Everyday Hero: Clark County sheriff's deputy recognizes peer tutor at Hockinson High

A senior at Hockinson High School in Brush Prairie was cited by the school resource officer....for her kindness. Alyssa Chapin’s kindness comes from working with students with disabilities at the school and volunteering in the community. (Hockinson High School)

A senior at Hockinson High School in Brush Prairie was cited by the school resource officer -- for her kindness.

Alyssa Chapin’s kindness comes from working with students with disabilities at the school and volunteering in the community.

Clark County Sheriff's Deputy Jason Granneman is the school resource officer at the school.

Every Tuesday is shred day, when special education students visit the recycling bin near his office.

Chapin, who volunteers at the school as a peer tutor, assisting the special education students with their schoolwork and social skills, caught his eye.

“She was just very kind, very patient and interactive,” Granneman said. “You could tell that she really enjoyed that component of what she did.”

Fast forward a year.

Sheriff Chuck Atkins started a program that included giving kindness citations to citizens.

The nationwide program is a part of the Life Vest Inside nonprofit group that encourages the masses to engage in acts of kindness.

“He said, 'Hey, guys, I have a kindness citation and what we want to do is kind of what we already do',” Granneman said. “There's times where people assist us, or people assist us by helping somebody else, maybe it's a victim who just needs somebody to sit with them.”

Granneman presented the idea to teachers and staff at Hockinson High.

“Somebody immediately came to me and said, ‘Hey, this student would really be deserving.’ I was like, Oh, absolutely, I know who that is. I've seen her in action.”

And so a few weeks back Granneman surprised Chapin with a kindness citation.

“I felt very honored, and I thought it was an amazing award,” she said. “It was really nice to be recognized for my kindness and how caring I am in the community.”
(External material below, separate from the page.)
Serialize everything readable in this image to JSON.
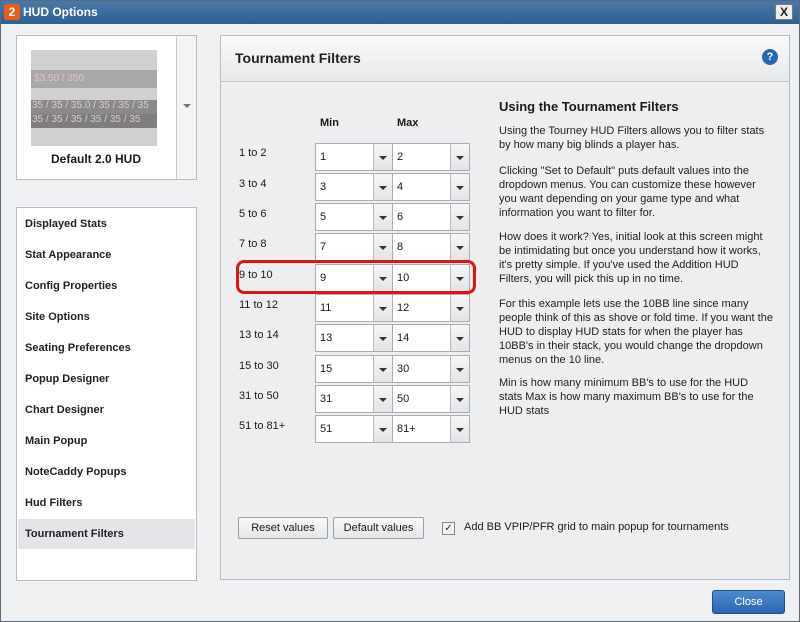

Chapin, who graduates in June, plans to attend college to pursue a career as a physician's assistant.

Not surprisingly, she's in the National Honor society and plays soccer and track.
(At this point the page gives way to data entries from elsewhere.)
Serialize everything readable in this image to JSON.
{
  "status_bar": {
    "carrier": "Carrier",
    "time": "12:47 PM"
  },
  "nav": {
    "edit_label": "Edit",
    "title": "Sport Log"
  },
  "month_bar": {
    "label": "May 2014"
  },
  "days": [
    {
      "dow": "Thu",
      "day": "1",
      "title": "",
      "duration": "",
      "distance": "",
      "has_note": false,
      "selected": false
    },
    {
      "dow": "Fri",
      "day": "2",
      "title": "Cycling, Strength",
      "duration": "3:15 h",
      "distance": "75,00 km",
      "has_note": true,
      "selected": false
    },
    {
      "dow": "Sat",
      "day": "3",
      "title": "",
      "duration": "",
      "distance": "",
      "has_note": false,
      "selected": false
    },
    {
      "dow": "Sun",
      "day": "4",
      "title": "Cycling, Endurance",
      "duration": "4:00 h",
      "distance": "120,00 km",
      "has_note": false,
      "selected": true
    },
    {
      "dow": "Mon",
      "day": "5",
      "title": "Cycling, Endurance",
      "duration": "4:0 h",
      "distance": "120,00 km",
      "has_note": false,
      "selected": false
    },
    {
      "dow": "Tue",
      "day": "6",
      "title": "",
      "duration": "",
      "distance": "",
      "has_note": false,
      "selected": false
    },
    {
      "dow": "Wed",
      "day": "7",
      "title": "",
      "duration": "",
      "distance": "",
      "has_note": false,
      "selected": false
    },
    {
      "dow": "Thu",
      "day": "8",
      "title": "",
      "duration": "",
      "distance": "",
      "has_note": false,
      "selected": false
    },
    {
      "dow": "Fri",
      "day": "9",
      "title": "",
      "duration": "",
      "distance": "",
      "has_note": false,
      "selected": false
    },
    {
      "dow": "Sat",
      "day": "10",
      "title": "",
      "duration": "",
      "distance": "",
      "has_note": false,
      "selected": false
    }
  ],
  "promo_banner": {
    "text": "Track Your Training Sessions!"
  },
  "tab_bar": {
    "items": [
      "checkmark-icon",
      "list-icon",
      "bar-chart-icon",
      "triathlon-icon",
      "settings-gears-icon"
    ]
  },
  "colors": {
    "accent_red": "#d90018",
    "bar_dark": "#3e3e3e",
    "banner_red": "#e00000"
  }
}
“I love being able to work with other people and interacting with others,” she said. “I plan on in the future being able to help others as well.”
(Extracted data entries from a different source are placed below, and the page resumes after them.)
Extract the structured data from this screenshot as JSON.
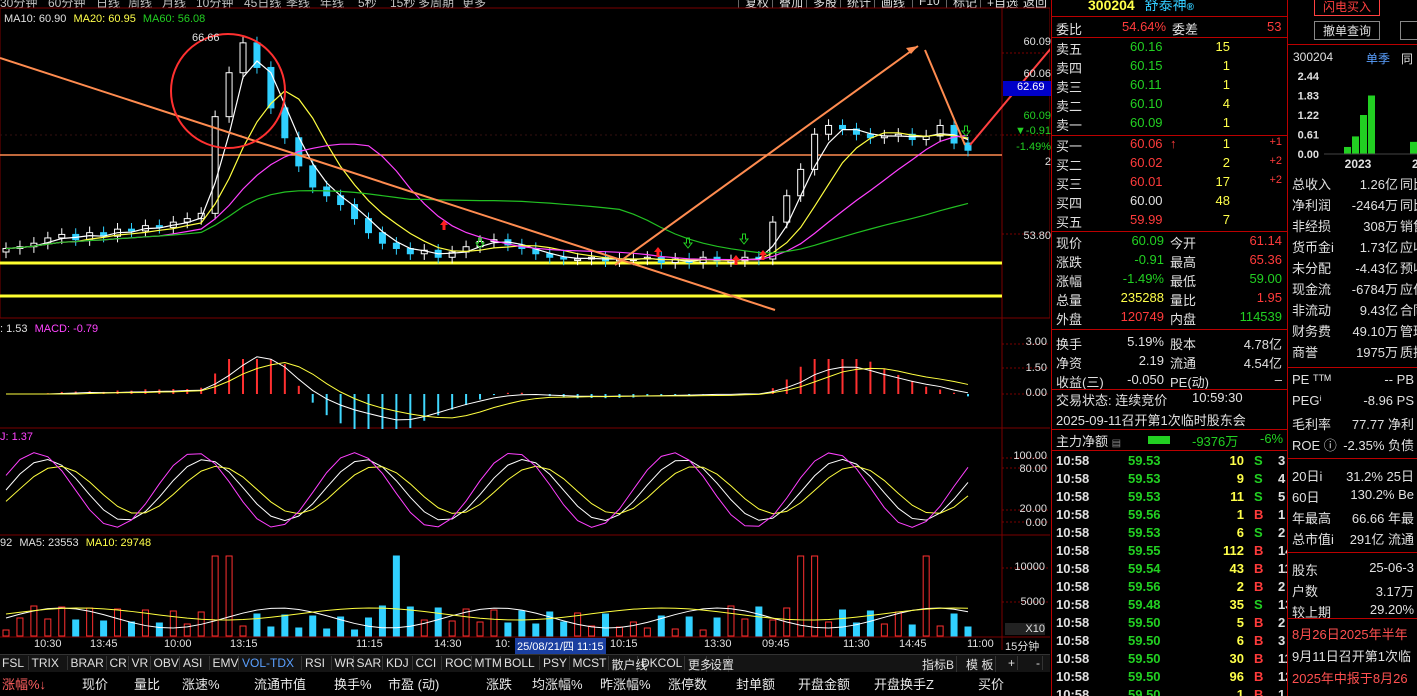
{
  "topbar": {
    "left": [
      "30分钟",
      "60分钟",
      "日线",
      "周线",
      "月线",
      "10分钟",
      "45日线",
      "季线",
      "年线",
      "5秒",
      "15秒",
      "多周期",
      "更多"
    ],
    "right": [
      "复权",
      "叠加",
      "多股",
      "统计",
      "画线",
      "F10",
      "标记",
      "+自选",
      "返回"
    ]
  },
  "legends": {
    "ma": {
      "ma10": "MA10: 60.90",
      "ma20": "MA20: 60.95",
      "ma60": "MA60: 56.08"
    },
    "macd": {
      "dea": ": 1.53",
      "macd": "MACD: -0.79"
    },
    "kdj": {
      "j": "J: 1.37"
    },
    "vol": {
      "vol": "92",
      "ma5": "MA5: 23553",
      "ma10": "MA10: 29748"
    }
  },
  "chart": {
    "peak_label": "66.66",
    "axis_main": [
      "60.09",
      "60.06",
      "60.09",
      "▼-0.91",
      "-1.49%",
      "2",
      "53.80"
    ],
    "axis_macd": [
      "3.00",
      "1.50",
      "0.00"
    ],
    "axis_kdj": [
      "100.00",
      "80.00",
      "20.00",
      "0.00"
    ],
    "axis_vol": [
      "10000",
      "5000",
      "X10"
    ],
    "price_tag": "62.69",
    "x_labels": [
      "10:30",
      "13:45",
      "10:00",
      "13:15",
      "11:15",
      "14:30",
      "10:",
      "10:15",
      "13:30",
      "09:45",
      "11:30",
      "14:45",
      "11:00",
      "15分钟"
    ],
    "date_tag": "25/08/21/四 11:15"
  },
  "bottombar": {
    "items": [
      "FSL",
      "TRIX",
      "BRAR",
      "CR",
      "VR",
      "OBV",
      "ASI",
      "EMV",
      "VOL-TDX",
      "RSI",
      "WR",
      "SAR",
      "KDJ",
      "CCI",
      "ROC",
      "MTM",
      "BOLL",
      "PSY",
      "MCST",
      "散户线",
      "DKCOL",
      "更多",
      "设置"
    ],
    "right": [
      "指标B",
      "模 板",
      "+",
      "-"
    ]
  },
  "colbar": [
    "涨幅%↓",
    "现价",
    "量比",
    "涨速%",
    "流通市值",
    "换手%",
    "市盈 (动)",
    "涨跌",
    "均涨幅%",
    "昨涨幅%",
    "涨停数",
    "封单额",
    "开盘金额",
    "开盘换手Z",
    "买价"
  ],
  "stock": {
    "code": "300204",
    "name": "舒泰神",
    "title_symbol": "®"
  },
  "weibi": {
    "label": "委比",
    "value": "54.64%",
    "diff_label": "委差",
    "diff": "53"
  },
  "sells": [
    {
      "label": "卖五",
      "price": "60.16",
      "vol": "15"
    },
    {
      "label": "卖四",
      "price": "60.15",
      "vol": "1"
    },
    {
      "label": "卖三",
      "price": "60.11",
      "vol": "1"
    },
    {
      "label": "卖二",
      "price": "60.10",
      "vol": "4"
    },
    {
      "label": "卖一",
      "price": "60.09",
      "vol": "1"
    }
  ],
  "buys": [
    {
      "label": "买一",
      "price": "60.06",
      "vol": "1",
      "chg": "+1"
    },
    {
      "label": "买二",
      "price": "60.02",
      "vol": "2",
      "chg": "+2"
    },
    {
      "label": "买三",
      "price": "60.01",
      "vol": "17",
      "chg": "+2"
    },
    {
      "label": "买四",
      "price": "60.00",
      "vol": "48",
      "chg": ""
    },
    {
      "label": "买五",
      "price": "59.99",
      "vol": "7",
      "chg": ""
    }
  ],
  "quote": [
    {
      "k1": "现价",
      "v1": "60.09",
      "k2": "今开",
      "v2": "61.14"
    },
    {
      "k1": "涨跌",
      "v1": "-0.91",
      "k2": "最高",
      "v2": "65.36"
    },
    {
      "k1": "涨幅",
      "v1": "-1.49%",
      "k2": "最低",
      "v2": "59.00"
    },
    {
      "k1": "总量",
      "v1": "235288",
      "k2": "量比",
      "v2": "1.95"
    },
    {
      "k1": "外盘",
      "v1": "120749",
      "k2": "内盘",
      "v2": "114539"
    },
    {
      "k1": "换手",
      "v1": "5.19%",
      "k2": "股本",
      "v2": "4.78亿"
    },
    {
      "k1": "净资",
      "v1": "2.19",
      "k2": "流通",
      "v2": "4.54亿"
    },
    {
      "k1": "收益(三)",
      "v1": "-0.050",
      "k2": "PE(动)",
      "v2": "–"
    }
  ],
  "status": {
    "label": "交易状态: 连续竞价",
    "time": "10:59:30"
  },
  "notice": "2025-09-11召开第1次临时股东会",
  "mainflow": {
    "label": "主力净额",
    "value": "-9376万",
    "pct": "-6%"
  },
  "ticks": [
    {
      "t": "10:58",
      "p": "59.53",
      "v": "10",
      "d": "S",
      "n": "3"
    },
    {
      "t": "10:58",
      "p": "59.53",
      "v": "9",
      "d": "S",
      "n": "4"
    },
    {
      "t": "10:58",
      "p": "59.53",
      "v": "11",
      "d": "S",
      "n": "5"
    },
    {
      "t": "10:58",
      "p": "59.56",
      "v": "1",
      "d": "B",
      "n": "1"
    },
    {
      "t": "10:58",
      "p": "59.53",
      "v": "6",
      "d": "S",
      "n": "2"
    },
    {
      "t": "10:58",
      "p": "59.55",
      "v": "112",
      "d": "B",
      "n": "14"
    },
    {
      "t": "10:58",
      "p": "59.54",
      "v": "43",
      "d": "B",
      "n": "11"
    },
    {
      "t": "10:58",
      "p": "59.56",
      "v": "2",
      "d": "B",
      "n": "2"
    },
    {
      "t": "10:58",
      "p": "59.48",
      "v": "35",
      "d": "S",
      "n": "13"
    },
    {
      "t": "10:58",
      "p": "59.50",
      "v": "5",
      "d": "B",
      "n": "2"
    },
    {
      "t": "10:58",
      "p": "59.50",
      "v": "6",
      "d": "B",
      "n": "3"
    },
    {
      "t": "10:58",
      "p": "59.50",
      "v": "30",
      "d": "B",
      "n": "11"
    },
    {
      "t": "10:58",
      "p": "59.50",
      "v": "96",
      "d": "B",
      "n": "12"
    },
    {
      "t": "10:58",
      "p": "59.50",
      "v": "1",
      "d": "B",
      "n": "1"
    }
  ],
  "finance": {
    "buttons": {
      "a": "闪电买入",
      "b": "撤单查询"
    },
    "code": "300204",
    "tab1": "单季",
    "tab2": "同",
    "yaxis": [
      "2.44",
      "1.83",
      "1.22",
      "0.61",
      "0.00"
    ],
    "years": [
      "2023",
      "202"
    ],
    "bars": [
      0.22,
      0.55,
      1.22,
      1.83,
      0.38
    ],
    "rows": [
      {
        "k": "总收入",
        "v": "1.26亿",
        "x": "同比"
      },
      {
        "k": "净利润",
        "v": "-2464万",
        "x": "同比"
      },
      {
        "k": "非经损",
        "v": "308万",
        "x": "销售"
      },
      {
        "k": "货币金i",
        "v": "1.73亿",
        "x": "应收"
      },
      {
        "k": "未分配",
        "v": "-4.43亿",
        "x": "预收"
      },
      {
        "k": "现金流",
        "v": "-6784万",
        "x": "应付"
      },
      {
        "k": "非流动",
        "v": "9.43亿",
        "x": "合同"
      },
      {
        "k": "财务费",
        "v": "49.10万",
        "x": "管理"
      },
      {
        "k": "商誉",
        "v": "1975万",
        "x": "质押"
      }
    ],
    "rows2": [
      {
        "k": "PE ᵀᵀᴹ",
        "v": "-- PB"
      },
      {
        "k": "PEGⁱ",
        "v": "-8.96 PS"
      },
      {
        "k": "毛利率",
        "v": "77.77 净利"
      },
      {
        "k": "ROE ⓘ",
        "v": "-2.35% 负债"
      },
      {
        "k": "20日i",
        "v": "31.2% 25日"
      },
      {
        "k": "60日",
        "v": "130.2% Be"
      },
      {
        "k": "年最高",
        "v": "66.66 年最"
      },
      {
        "k": "总市值i",
        "v": "291亿 流通"
      },
      {
        "k": "股东",
        "v": "25-06-3"
      },
      {
        "k": "户数",
        "v": "3.17万"
      },
      {
        "k": "较上期",
        "v": "29.20%"
      }
    ],
    "news": [
      "8月26日2025年半年",
      "9月11日召开第1次临",
      "2025年中报于8月26"
    ]
  }
}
The award comes with a donation made in the honoree's name and the opportunity to nominate someone else for the citation.

“What I can do is pass on that kindness citation by nominating someone else, so I plan on doing that sometime this year,” she said.

Grannamen said he's given out about two dozen kindness citations as a tangible way of saying thank you.

“The whole idea is the kindness boomerang, right? The boomerang, you throw it and comes right back to you. The idea is we show kindness and that kindness propagates itself,” he said.